We’ve been living in Zurich/ Switzerland for quite a while now, so my husband and I decided that it might be time to give Swiss German a try, to be able to connect better with the people here. We both are German so one might think that it would not be too difficult for us since it the languages must be similar, right?

Ok, in some ways it is easy and I am already quite good at understanding, but speaking Swiss German is a whole other story. The pronunciation and accentuation of words as well as the Grammar is very distinct from German. In our first class we learned some enlightening facts. For example the people that live in different regions of the country all speak a different version of the language. Sometimes even so diverse that people from various cantons can’t understand each other. I think that is excellent news for me – the foreigner. Learning this language will be a piece of cake then.

Another interesting fact is that Swiss German is only a spoken language so there is no right or wrong way to write. At first I was thrilled since it meant that there would be no spelling problems. It did not take long for me to realize how this could be a disadvantage for learners. We are supposed to learn Zuerituetsch (the Version that is spoken in the Zurich area) but the authors that wrote the exercise book came from different cantons.

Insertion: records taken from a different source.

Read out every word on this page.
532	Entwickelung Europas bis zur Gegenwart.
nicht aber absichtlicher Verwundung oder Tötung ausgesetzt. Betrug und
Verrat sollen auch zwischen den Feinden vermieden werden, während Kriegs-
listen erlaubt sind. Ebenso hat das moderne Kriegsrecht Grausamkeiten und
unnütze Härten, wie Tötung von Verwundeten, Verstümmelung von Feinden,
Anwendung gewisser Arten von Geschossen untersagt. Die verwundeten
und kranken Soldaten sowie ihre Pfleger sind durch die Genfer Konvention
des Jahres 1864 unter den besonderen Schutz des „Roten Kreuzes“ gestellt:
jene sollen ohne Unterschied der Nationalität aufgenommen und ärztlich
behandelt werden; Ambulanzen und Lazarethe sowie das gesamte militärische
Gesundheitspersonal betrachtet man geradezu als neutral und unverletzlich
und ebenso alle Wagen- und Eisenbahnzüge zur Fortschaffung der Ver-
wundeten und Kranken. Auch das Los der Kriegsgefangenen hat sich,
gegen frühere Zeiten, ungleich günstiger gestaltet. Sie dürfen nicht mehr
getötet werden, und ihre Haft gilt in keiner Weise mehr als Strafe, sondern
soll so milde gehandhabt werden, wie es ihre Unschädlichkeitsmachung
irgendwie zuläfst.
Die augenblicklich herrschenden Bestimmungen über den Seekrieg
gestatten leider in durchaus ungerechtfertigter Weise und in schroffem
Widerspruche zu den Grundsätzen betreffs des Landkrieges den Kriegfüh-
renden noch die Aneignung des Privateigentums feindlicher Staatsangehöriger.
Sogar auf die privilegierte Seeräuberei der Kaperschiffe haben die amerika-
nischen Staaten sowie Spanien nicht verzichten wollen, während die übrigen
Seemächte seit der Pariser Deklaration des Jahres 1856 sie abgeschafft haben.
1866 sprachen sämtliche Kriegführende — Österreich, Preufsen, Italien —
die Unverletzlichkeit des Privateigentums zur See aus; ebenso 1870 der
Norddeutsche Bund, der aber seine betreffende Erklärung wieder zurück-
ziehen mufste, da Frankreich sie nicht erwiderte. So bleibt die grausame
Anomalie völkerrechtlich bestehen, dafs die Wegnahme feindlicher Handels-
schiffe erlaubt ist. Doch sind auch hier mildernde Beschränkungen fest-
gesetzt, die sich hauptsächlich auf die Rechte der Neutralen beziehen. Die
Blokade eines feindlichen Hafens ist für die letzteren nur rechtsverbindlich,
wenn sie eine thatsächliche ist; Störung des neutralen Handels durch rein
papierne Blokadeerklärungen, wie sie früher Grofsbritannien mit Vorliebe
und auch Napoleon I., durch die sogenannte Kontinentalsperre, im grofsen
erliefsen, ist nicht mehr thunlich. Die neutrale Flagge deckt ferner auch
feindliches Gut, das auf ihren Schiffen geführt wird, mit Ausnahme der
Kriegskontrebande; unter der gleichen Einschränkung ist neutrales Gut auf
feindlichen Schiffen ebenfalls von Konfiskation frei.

So our teacher (which by the way is a very nice, friendly and patient woman) keeps telling us “In Zurich we say it a bit differently…” Which has made the learning material more confusing than helpful more often than once.

Last but not least our teacher advises us to practise often with Swiss people but since I do not know anybody yet I rarely have the opportunity to use our learning sentences. Just imagine this lively conversation with a stranger: “Excuse me, what is your zip code?” – “8049 and yours?” – “8003” –  “Is this a book?” -“No this is not a book, this is a house.” –  “What is the name of your mother” …

What a great way to make new friends.